Parties to democracy

In the life of a diverse nation such as ours,regional parties have often saved the day

Written by Manpreet Badal | Published: July 5, 2012 2:28:59 am

In the life of a diverse nation such as ours,regional parties have often saved the day

Wise men say that a week is a long time in politics. By that token,two years is an eternity. So while it is presumptuous for anyone to predict what will happen in the general elections in 2014,I was taken aback by the recent spate of public comment that suggests that the Lok Sabha elections in 2014 shall witness a fractured verdict,and concomitantly a coalition government shall be at the helm of affairs. The strange,a priori conclusion is that economic growth would be a casualty. Now,I don’t know where this pessimism comes from,because this line of argument certainly isn’t substantiated by modern Indian history. The derogatory sobriquet of “Hindu rate of growth” was a legacy of days when we had complete majorities at the Centre,while the heady growth decades of the 1990s and 2000s were marked by coalitions of various hues at the Centre.

People forget that regional outfits have played a remarkable role in addressing the concerns of the regions they seek to represent. The most recent example is that of Bihar. It is Nitish Kumar’s performance and popularity in his home state,which at one time was deemed beyond redemption,that has burnished his credentials as a future prime ministerial candidate. The popularity of his counterpart in neighbouring Odisha is another example. In fact,it was Naveen Patnaik’s father,who was one of the pioneers of the regional cause. It was Chandrababu Naidu’s TDP that gave Hyderabad its reputation of being India’s technology capital.

James Madison once remarked that large,diverse republics with varying interests are a better home for liberty and equality than uniform societies. Regional parties have played a sterling role in perpetuating the principles of parliamentary democracy in our diverse nation. The parties at the Centre have often shown their vulnerability to hegemony and the tendency to frame insensitive policies. This attitude has been facilitated by a feeble or ineffective opposition in the Lok Sabha. Under those circumstances,it was the regional parties that saved the day. The most prominent example was the response to the attempt to lay down a “national language”. If the resentment of the Dravidian states had not found political expression under the stalwarts of DMK,secessionist fires would have engulfed the whole of south India. A cursory look at the history of the implementation of Article 356 shall reveal that the so-called national parties have often been goaded by hubris. Imposition of Central rule in the states was inevitably followed by thumping victories for regional parties in the subsequent assembly elections.

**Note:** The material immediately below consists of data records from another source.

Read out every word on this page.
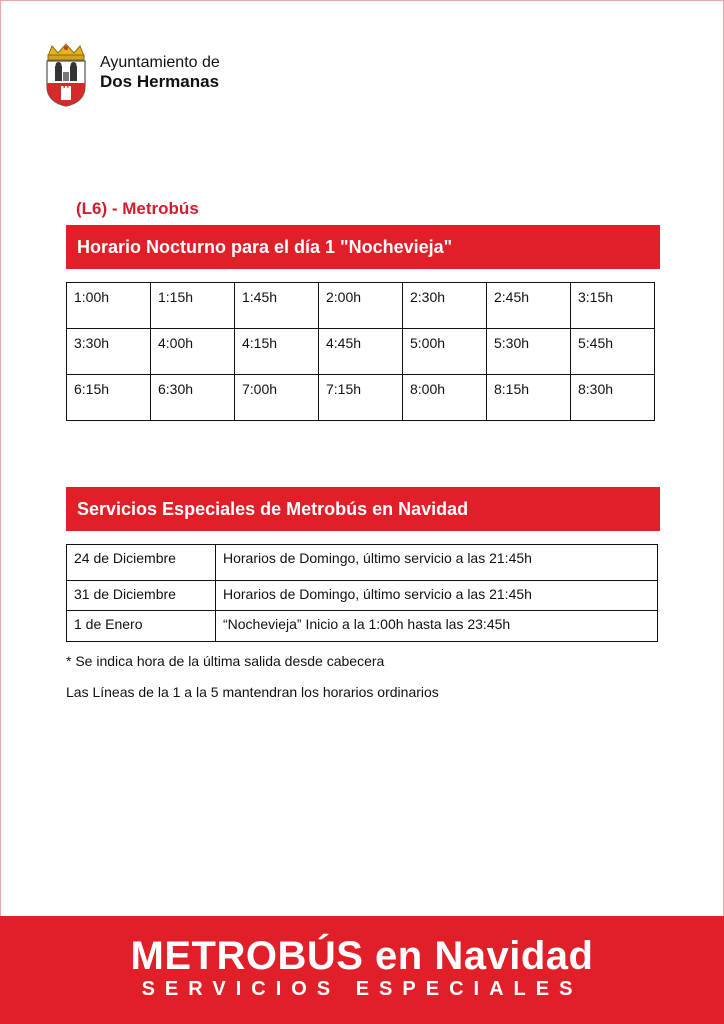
Ayuntamiento de
Dos Hermanas
(L6) - Metrobús
Horario Nocturno para el día 1 "Nochevieja"
1:00h	1:15h	1:45h	2:00h	2:30h	2:45h	3:15h
3:30h	4:00h	4:15h	4:45h	5:00h	5:30h	5:45h
6:15h	6:30h	7:00h	7:15h	8:00h	8:15h	8:30h
Servicios Especiales de Metrobús en Navidad
24 de Diciembre	Horarios de Domingo, último servicio a las 21:45h
31 de Diciembre	Horarios de Domingo, último servicio a las 21:45h
1 de Enero	“Nochevieja” Inicio a la 1:00h hasta las 23:45h
* Se indica hora de la última salida desde cabecera
Las Líneas de la 1 a la 5 mantendran los horarios ordinarios
METROBÚS en Navidad
SERVICIOS ESPECIALES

Of late,a term is gaining currency amongst India’s prosperous cognoscenti. “Wisdom of the crowds” is used to convey that the collective decisions of the people are more dependable than the decisions of a few. The concept is being used to power prediction markets by firms such as Google. Parliamentary democracy is the most brilliant form of this wisdom. If so many people are repeatedly voting for regional parties and local satraps,then they must be seeing some merit in them. And if the so-called national parties are truly pan-India,they should be scoring far more than the 100-150 odd Lok Sabha seats they get in every election. Their performance in state assembly elections is even more dismal. Also,if they are so confident about their all-India appeal,why do they need charismatic leaders such as Nitish to campaign for them in different states?

I served as finance minister of Punjab for four years and my experience was that Central schemes are often unsuited to our specific needs. For example,the below poverty line definition as laid down by the Centre ensured that thousands of poor in Punjab could not the get much-needed financial aid. Similarly,there was no provision for upgradation of Punjab’s dilapidated irrigation infrastructure in the Centre’s agriculture schemes. This happened because the policymakers at the Centre had failed to keep the specific conditions of Punjab in mind. The seven sisters in the Northeast often had a justifiable grudge that the governments run by national parties in Delhi seldom paid heed to their needs.

Without regional parties,India would have been closer to V.S. Naipaul’s unfair rubric of a land of a million mutinies. India was lucky to have brilliant visionaries as its first leaders,post-Independence. B.R. Ambedkar ensured that giving adequate powers to the states was imperative to build the foundation of a thriving democracy. Even the government-appointed Sarkaria Commission recommended greater powers for state governments. But the parties at the Centre,always wary of regional leaders,have never implemented these recommendations,thereby denying people good governance and,in the process,strengthening the appeal of regional parties.

I am not saying that all is well with regional parties. Many of them,especially those that have been there for a long time,are afflicted with the same ills that are symptomatic of the national parties — nepotism,corruption,dynasty over merit and an indulgence in the subversion of democratic principles by browbeating smaller,upcoming players. They need to remember that stacks of cash and intimidatory tactics can work only up to a point,and if they fail to live up to the expectations of the electorate,the wisdom of the crowd shall visit the same ruination upon them as it did upon brash national parties.